Lain halnya dengan pemberlakuan harga baru di pukul 14.30, ini sama sekali tidak berpihak kepada rakyat, tetapi lebih cenderung menguntungkan pengusaha dalam hal ini, SPBU. Betapa tidak, di jam begitu persediaan BBM yang harusnya dijual dengan harga lama tentu masih banyak yang tersimpan di tangki SPBU (belum terjual).Â
Nah berarti, pengusaha SPBU akan mendapatkan keuntungan lebih banyak dari selisih harga lama dengan harga baru yang berlaku. Dan bagi masyarakat yang seharusnya membeli dengan harga lama, namun misalnya karena satu dan lain hal belum sempat membeli sebelum pukul 14.30, tentu akan dirugikan, yang tadinya bisa mendapat 4 liter tetapi jadinya hanya bisa mendapat 3 liter saja.
Menaikkan harga BBM sejatinya bukanlah hal yang sederhana, bukan hanya menyangkut pertimbangan keuangan negara, ekonomi, sosial dan juga politik, akan tetapi juga harus melihat momentum serta sense of belonging atas rakyat dari negeri kita yang tercinta ini.Â
Salah satu alasan penting dari membengkaknya subsidi BBM ini adalah akibat banyak BBM subsidi yang digunakan oleh orang yang tidak berhak (Orang berada). Sungguh bukanlah hal yang sulit untuk melihat mana yang kaya dan mana yang bukan saat akan membeli BBM di SPBU, mulai dari petugas SPBU hingga masyarakat bisa menjadi penilai mana yang bisa membeli BBM bersubsidi.
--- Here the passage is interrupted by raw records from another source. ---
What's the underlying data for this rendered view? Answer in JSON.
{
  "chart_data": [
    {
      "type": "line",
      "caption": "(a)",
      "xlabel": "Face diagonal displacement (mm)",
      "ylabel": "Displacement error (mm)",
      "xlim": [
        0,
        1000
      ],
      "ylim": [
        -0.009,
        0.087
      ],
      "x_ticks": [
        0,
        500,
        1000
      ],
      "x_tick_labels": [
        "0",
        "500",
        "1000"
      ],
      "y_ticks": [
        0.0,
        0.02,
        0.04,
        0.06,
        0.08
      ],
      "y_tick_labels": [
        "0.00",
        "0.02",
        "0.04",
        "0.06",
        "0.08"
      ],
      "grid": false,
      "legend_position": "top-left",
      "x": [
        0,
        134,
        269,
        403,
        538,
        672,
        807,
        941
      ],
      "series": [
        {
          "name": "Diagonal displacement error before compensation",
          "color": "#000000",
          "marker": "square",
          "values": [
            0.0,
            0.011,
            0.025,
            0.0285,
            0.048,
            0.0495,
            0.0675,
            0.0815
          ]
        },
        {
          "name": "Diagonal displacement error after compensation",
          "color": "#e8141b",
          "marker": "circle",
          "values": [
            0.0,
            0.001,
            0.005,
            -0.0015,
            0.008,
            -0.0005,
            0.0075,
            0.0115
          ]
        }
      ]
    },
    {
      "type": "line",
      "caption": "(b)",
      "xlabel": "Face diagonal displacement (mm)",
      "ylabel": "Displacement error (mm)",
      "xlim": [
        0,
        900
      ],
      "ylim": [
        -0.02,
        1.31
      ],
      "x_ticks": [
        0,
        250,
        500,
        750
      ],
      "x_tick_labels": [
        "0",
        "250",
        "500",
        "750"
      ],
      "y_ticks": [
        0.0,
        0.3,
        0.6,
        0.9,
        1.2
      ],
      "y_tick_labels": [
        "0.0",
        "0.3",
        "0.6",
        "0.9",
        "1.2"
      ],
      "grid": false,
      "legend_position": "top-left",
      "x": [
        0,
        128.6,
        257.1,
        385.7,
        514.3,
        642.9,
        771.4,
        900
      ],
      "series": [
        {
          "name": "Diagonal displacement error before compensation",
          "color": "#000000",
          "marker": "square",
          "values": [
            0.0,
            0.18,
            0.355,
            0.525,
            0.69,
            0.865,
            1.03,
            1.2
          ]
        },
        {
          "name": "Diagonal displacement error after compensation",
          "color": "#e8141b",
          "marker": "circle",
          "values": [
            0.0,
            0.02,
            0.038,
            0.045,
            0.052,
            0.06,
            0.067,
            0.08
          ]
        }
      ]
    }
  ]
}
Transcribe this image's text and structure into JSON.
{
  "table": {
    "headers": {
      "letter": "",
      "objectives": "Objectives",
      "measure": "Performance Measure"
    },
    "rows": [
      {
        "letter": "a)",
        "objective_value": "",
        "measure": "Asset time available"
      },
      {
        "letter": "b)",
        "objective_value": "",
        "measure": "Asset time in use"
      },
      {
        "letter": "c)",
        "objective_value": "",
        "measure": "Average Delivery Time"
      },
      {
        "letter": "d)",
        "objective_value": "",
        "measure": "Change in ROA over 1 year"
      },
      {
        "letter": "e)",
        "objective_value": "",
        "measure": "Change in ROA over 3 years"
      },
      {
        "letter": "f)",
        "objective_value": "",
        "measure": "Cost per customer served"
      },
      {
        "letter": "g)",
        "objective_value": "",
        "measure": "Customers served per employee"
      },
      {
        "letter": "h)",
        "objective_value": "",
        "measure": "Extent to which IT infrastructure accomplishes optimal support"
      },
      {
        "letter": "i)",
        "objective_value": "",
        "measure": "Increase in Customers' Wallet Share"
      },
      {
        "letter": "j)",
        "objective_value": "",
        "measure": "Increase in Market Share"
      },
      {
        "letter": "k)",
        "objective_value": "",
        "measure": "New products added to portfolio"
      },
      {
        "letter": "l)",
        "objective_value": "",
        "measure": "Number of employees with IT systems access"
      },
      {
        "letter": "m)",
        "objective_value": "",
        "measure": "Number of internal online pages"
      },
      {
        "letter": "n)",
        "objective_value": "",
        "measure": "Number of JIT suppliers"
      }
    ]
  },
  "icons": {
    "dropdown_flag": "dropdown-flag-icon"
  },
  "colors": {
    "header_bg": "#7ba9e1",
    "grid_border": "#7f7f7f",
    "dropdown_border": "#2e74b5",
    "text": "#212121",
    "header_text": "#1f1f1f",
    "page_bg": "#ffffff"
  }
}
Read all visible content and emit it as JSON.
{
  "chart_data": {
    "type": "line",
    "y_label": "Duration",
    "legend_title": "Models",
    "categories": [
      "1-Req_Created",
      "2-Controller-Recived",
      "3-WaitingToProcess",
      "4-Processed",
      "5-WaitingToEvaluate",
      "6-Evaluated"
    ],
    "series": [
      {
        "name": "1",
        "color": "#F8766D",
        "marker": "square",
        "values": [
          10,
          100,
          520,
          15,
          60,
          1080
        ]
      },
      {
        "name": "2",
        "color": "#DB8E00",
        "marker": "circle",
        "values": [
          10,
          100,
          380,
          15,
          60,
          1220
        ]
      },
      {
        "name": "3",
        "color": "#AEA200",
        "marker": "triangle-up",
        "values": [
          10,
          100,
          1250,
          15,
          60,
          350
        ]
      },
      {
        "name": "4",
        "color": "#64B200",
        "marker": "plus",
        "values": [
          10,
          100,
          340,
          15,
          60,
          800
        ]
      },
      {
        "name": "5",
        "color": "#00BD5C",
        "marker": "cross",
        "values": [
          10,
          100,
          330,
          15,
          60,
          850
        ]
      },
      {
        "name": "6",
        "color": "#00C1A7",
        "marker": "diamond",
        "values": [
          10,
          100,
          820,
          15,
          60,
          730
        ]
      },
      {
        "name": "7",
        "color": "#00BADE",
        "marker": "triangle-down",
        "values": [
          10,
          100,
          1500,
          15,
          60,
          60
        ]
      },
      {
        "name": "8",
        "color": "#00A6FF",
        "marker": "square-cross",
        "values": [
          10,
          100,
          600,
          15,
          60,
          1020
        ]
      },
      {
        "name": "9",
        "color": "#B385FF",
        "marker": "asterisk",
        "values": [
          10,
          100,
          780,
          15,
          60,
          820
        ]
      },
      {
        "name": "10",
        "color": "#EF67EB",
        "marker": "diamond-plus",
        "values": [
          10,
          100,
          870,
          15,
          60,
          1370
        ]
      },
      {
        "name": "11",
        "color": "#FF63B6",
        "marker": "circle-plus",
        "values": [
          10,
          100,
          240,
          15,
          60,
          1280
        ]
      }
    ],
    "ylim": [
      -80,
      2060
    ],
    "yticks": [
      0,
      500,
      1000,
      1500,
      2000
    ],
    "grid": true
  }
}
Namun, nasi telah menjadi bubur. Mau tidak mau masyarakat harus bisa beradaptasi dengan keadaan, kenaikan harga BBM ini jelas akan membawa dampak signifikan yang tidak mudah bagi banyak orang. Resiko pertama yang akan kita hadapi adalah inflasi. Sebagai contoh saat pemerintah menaikkan harga BBM pada tahun 2013 dan 2014, hal itu menyebabkan tingkat inflasi mencapai 8, 38 persen dan 8, 36 persen.
Selain inflasi kenaikan harga BBM juga berpotensi menekan pertumbuhan ekonomi yang bisa saja pertumbuhan ekonomi kita terkoreksi dari proyeksi 4,9 persen menjadi di bawah 4,5 persen. Begitu juga dengan konsumsi rumah tangga akan berpotensi menurun akibat kenaikan harga BBM ini.
Kenaikan harga BBM bersubsidi juga diprediksi akan memicu terjadinya pelemahan nilai tukar  rupiah akibat terjadinya inflasi domestik. Apalagi jika The Fed juga menaikkan nilai suku bunga acuan, maka tekanan terhadap pelemahan nilai tukar rupiah semakin berat.
Efek domino kenaikan harga BBM juga akan berdampak pada dunia kerja. Dimana kenaikan harga BBM, mau tidak mau akan berdampak pada penurunan daya beli masyarakat, menurunnya daya beli masyarakat tentu akan menjadikan dunia usaha melakukan pengurangan produksi, dan ini akan berpotensi membuat dunia usaha merumahkan pekerjanya/karyawannya. Salah satu yang rentan terhadap penurunan daya beli masyarakat adalah industri tekstil dan garmen.
Terkait kompensasi BLT hanya bagi masyarakat yang berpenghasilan dibawah Rp 3.5 juta yang jumlah lebih dari 26 juta orang, ini juga masih jauh dari kata adil. Bisa dibayangkan, bagaimana dengan masyarakat yang berpenghasilan sedikit di atas jumlah itu, yaitu 3.5-4 juta, apakah mereka sudh cukup dan tak perlu lagi dibantu?.
Sebuah contoh sederhana, namun kondisi ini banyak terdapat di masyarakat kita. Seorang yang berpenghasilan Rp 5 juta dengan seorang istri yang hanya sebagi ibu rumah tangga biasa dengan 1, 2 atau 3 anak tentu lebih sulit kehidupannya daripada orang yang berpenghasilan Rp 3.5 juta tetapi masih bujang. Atau bagaimana dengan dua orang (suami-istri) yang sama-sama bekerja dengan penghasilan Rp 3.5 juta dan mereka berdua dinilai lebih layak menerima BLT, ketimbang yang berpenghasilan Rp 5 juta seperti di atas.
Bagaimana pula nasib tenaga kerja/guru honorer yang sampai saat ini belum terangkat dan bahkan terancam dihapuskan di tahun 2023 nanti. Berapa salary mereka ini? Rp 3.5 juta bukannya per bulan buat mereka tapi bisa jadi itu honor mereka selama 7 bulan, dan alhamdulillah ternyata mereka tidak termasuk dalam skema orang-orang yang perlu diberi kompensasi akibat kenaikan harga BBM ini.